While most franchisees are reluctant to speak to the press, they offered blunt recommendations in a survey published in January by Janney Capital Markets analyst Mark Kalinowski.
Change is "moving too slow, let's bite the bullet," one survey respondent said.
They suggested dropping McCafe espresso drinks, which critics say don't sell enough to pay for the electricity used by the machines that make them.
Streamline the menu
They also want to cut the number of Happy Meal options and get rid of the hard-to-make McWraps and other poorly performing menu items.
"They need to commit to a more streamlined menu — reducing the menu options — fewer but more impactful items," said Hottovy.

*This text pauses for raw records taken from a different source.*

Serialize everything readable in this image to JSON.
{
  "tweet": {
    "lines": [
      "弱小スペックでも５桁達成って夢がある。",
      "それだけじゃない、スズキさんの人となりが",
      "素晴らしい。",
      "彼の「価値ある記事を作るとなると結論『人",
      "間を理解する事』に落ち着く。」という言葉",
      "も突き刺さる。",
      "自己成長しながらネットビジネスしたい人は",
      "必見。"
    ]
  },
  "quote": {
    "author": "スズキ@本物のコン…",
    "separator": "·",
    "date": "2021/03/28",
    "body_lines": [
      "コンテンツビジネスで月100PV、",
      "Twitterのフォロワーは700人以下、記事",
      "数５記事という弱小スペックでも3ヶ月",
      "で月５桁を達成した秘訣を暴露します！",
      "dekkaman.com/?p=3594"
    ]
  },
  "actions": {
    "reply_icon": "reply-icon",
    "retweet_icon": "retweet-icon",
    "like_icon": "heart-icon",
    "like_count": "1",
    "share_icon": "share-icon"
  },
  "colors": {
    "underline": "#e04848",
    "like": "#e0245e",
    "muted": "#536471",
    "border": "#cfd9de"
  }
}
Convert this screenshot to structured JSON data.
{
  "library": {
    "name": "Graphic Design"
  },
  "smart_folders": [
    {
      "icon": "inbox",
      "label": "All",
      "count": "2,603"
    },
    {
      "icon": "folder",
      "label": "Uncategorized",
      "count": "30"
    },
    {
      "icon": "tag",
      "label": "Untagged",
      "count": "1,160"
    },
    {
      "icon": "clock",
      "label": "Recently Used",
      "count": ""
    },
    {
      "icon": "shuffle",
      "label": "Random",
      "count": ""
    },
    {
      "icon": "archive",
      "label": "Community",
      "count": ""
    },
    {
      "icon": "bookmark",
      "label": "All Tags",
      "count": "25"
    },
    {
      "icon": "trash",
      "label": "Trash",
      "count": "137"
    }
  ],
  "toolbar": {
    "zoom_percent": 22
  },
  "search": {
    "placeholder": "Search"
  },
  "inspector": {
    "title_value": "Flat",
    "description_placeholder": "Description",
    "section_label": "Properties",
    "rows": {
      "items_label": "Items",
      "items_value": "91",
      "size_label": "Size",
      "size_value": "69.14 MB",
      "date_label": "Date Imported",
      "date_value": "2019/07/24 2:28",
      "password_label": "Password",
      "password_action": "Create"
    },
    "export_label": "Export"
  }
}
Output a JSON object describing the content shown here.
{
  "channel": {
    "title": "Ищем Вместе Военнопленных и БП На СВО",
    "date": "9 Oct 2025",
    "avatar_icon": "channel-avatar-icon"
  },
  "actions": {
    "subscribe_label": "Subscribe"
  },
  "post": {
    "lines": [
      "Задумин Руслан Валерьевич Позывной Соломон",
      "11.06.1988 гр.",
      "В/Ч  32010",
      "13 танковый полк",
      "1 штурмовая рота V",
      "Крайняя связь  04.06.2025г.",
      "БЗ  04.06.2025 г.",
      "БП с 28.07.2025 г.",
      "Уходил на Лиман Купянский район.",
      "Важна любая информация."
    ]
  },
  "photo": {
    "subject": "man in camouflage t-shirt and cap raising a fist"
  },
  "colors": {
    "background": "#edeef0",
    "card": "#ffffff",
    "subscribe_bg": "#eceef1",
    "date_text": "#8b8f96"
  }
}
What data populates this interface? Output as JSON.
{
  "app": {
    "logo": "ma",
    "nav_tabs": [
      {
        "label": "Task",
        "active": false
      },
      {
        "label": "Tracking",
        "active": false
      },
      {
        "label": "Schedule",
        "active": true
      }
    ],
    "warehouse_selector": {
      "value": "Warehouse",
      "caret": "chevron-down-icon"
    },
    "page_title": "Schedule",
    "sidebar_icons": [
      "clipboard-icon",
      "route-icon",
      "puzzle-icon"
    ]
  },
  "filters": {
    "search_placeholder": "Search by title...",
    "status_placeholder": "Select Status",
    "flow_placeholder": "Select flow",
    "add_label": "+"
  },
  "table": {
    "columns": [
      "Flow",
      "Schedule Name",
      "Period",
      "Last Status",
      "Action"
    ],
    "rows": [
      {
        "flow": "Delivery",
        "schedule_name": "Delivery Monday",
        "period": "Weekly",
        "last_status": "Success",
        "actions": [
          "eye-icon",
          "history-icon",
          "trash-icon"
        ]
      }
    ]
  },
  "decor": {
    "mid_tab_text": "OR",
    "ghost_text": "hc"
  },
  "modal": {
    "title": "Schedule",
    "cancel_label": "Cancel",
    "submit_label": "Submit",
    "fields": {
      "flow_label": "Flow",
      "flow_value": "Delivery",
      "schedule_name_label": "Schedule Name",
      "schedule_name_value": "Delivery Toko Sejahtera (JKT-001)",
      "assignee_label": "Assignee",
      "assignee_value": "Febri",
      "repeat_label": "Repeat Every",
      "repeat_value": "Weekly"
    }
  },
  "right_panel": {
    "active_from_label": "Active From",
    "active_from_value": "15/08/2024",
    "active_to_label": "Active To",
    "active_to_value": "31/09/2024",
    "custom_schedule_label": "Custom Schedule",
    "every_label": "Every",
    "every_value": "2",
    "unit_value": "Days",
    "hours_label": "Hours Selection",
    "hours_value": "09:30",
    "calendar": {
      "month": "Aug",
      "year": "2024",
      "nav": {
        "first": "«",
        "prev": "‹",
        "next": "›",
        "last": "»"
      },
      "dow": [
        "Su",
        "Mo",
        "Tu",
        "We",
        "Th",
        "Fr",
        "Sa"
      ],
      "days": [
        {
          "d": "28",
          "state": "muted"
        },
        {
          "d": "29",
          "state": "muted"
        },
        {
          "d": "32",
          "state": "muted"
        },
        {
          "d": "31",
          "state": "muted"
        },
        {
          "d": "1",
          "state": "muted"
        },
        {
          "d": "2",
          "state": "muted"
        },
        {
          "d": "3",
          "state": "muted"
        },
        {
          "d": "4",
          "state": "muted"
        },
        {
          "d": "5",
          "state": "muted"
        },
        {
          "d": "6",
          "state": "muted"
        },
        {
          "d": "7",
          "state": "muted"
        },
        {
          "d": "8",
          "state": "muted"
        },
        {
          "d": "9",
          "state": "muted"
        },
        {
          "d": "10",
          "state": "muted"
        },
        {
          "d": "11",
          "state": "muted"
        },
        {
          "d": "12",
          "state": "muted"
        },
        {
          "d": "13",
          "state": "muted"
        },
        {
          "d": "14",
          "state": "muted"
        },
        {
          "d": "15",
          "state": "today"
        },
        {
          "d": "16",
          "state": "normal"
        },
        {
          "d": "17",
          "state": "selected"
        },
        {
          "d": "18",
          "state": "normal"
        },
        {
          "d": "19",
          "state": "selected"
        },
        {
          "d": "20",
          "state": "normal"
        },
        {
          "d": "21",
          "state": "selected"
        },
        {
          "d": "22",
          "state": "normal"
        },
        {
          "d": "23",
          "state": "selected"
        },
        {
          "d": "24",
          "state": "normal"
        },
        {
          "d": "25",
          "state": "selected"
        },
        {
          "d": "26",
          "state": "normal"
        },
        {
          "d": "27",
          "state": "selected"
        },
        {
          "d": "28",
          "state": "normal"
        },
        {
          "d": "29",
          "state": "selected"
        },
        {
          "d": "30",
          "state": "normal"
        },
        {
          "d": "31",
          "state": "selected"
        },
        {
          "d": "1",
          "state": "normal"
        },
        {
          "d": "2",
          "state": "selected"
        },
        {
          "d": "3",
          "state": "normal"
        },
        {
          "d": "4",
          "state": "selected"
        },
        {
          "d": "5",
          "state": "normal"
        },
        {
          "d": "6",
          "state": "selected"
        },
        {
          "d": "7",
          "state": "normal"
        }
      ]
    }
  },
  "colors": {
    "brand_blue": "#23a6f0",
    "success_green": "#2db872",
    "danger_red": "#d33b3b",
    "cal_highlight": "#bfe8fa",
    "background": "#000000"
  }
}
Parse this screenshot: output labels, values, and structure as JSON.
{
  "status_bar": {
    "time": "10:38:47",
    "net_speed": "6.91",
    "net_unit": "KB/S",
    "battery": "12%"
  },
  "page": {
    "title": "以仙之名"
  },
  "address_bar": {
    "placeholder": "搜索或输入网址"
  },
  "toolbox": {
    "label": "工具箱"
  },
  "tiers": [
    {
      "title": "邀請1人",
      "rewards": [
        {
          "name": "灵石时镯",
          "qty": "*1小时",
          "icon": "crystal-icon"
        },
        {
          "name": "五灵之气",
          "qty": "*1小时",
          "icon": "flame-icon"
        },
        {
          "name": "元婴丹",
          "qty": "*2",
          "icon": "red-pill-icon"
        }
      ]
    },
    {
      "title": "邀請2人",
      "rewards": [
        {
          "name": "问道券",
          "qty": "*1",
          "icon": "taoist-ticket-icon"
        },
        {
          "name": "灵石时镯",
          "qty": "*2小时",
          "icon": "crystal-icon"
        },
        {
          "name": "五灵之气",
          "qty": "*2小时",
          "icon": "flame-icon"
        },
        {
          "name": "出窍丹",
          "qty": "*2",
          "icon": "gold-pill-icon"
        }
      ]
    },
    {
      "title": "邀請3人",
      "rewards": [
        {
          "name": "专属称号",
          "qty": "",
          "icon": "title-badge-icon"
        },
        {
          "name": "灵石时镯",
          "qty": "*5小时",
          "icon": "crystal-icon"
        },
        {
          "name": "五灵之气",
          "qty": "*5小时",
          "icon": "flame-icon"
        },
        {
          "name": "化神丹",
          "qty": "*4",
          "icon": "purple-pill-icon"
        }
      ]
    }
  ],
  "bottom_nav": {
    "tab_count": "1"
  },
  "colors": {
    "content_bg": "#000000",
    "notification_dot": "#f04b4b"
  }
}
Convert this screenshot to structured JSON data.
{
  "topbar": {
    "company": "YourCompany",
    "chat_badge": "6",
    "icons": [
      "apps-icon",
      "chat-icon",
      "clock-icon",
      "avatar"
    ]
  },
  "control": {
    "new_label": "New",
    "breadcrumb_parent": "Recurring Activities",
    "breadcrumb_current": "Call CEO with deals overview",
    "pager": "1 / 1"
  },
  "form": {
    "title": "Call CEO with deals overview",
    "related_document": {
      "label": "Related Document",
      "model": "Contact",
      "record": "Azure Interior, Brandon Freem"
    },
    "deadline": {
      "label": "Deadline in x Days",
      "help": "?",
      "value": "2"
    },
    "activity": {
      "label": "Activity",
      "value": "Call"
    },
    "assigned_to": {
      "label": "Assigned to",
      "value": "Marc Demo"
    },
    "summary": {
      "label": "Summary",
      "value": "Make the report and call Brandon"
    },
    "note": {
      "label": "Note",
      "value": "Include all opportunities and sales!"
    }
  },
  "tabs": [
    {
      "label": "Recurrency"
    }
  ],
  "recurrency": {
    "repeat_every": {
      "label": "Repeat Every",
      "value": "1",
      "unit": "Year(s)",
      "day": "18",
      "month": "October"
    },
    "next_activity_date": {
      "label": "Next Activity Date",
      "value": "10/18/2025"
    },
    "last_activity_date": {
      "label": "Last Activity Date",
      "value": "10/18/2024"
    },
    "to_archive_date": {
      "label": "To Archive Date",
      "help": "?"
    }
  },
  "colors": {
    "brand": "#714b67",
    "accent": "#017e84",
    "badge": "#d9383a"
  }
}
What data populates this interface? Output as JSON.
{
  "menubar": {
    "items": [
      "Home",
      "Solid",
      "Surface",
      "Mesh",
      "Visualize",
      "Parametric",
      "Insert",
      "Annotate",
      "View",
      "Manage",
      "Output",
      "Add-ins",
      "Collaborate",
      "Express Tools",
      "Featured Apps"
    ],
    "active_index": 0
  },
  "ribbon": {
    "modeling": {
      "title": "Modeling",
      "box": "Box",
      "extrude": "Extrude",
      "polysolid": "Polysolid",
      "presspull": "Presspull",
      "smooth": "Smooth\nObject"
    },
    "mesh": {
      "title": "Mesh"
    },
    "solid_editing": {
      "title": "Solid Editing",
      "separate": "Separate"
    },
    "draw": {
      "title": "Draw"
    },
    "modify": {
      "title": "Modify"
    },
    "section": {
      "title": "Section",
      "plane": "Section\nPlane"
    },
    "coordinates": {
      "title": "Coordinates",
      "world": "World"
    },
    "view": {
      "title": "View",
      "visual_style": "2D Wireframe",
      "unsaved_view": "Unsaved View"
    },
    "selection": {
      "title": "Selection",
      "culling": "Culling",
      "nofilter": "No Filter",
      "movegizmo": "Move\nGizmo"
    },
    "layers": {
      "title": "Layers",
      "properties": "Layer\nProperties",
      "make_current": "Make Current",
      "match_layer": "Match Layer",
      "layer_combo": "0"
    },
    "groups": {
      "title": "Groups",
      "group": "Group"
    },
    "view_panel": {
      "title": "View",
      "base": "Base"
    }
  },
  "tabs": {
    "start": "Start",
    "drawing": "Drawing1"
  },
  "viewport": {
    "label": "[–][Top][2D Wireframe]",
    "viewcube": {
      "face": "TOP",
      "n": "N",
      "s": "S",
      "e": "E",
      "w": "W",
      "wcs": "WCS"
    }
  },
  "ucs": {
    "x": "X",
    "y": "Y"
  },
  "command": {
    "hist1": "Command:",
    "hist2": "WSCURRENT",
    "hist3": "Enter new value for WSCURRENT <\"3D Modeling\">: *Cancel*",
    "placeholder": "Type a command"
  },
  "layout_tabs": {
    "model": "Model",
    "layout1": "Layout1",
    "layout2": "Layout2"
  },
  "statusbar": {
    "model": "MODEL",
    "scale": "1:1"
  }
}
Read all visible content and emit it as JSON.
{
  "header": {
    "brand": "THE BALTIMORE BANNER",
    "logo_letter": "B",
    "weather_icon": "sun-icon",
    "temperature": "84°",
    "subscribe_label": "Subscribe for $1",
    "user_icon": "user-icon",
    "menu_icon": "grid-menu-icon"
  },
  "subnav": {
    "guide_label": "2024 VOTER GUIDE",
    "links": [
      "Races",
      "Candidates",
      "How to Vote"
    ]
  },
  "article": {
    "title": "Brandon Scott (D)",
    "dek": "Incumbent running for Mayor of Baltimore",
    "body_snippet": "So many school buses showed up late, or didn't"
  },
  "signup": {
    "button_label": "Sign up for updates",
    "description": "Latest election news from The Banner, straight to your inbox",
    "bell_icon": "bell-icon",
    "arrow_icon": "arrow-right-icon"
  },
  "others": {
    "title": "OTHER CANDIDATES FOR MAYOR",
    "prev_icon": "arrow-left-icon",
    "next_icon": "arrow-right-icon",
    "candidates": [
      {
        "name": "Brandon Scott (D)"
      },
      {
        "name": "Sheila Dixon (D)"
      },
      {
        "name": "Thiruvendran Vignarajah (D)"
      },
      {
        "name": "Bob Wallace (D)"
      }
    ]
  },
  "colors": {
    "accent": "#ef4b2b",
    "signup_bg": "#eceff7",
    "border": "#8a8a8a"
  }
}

This isn’t the first time McDonald’s has faced pressures like this.
"In 2002 and 2003 you’d be asking the exact same questions: Is it broken? Is it forever gone? Someone will figure it out. Someone will get the brand to a place that changes consumers' perception," said Penney.
In 2002, McDonald’s was losing market share and shares were in serious decline. The company managed to implement a strategy that turned it around.
Shake Shack model
But, the environment is different now.
"This might not be the worst they’ve ever faced, but the blueprint for recovery isn’t what it was," said Hottovy.
Minakakis thinks the chain needs to target a wider segment of the population. "Simply an increase in traffic is key to long-term success," he said.
The Shake Shack model is one that is working to attract a wide, and younger, crowd.
Older fast food chains advertise on TV while Shake Shack has taken to social media, according to a report by Goldman Sachs. The company is appealing to a younger customer base and developing a strong following online.
It has far more followers on Instagram relative to its size than McDonald's, Taco Bell and KFC.
The burger chain markets cheaply via social media, and while it only operates around 70 locations worldwide, as the company grows and opens more locations, the demand is already there.
But the veterans aren’t going anywhere.
"McDonald’s will definitely come back. The question is, when? And who’s going to do it?" said Penney. "The new CEO’s got some work to do to change the perception of the food or the quality of the food. "We don’t know yet what that plan is or what his time frame is."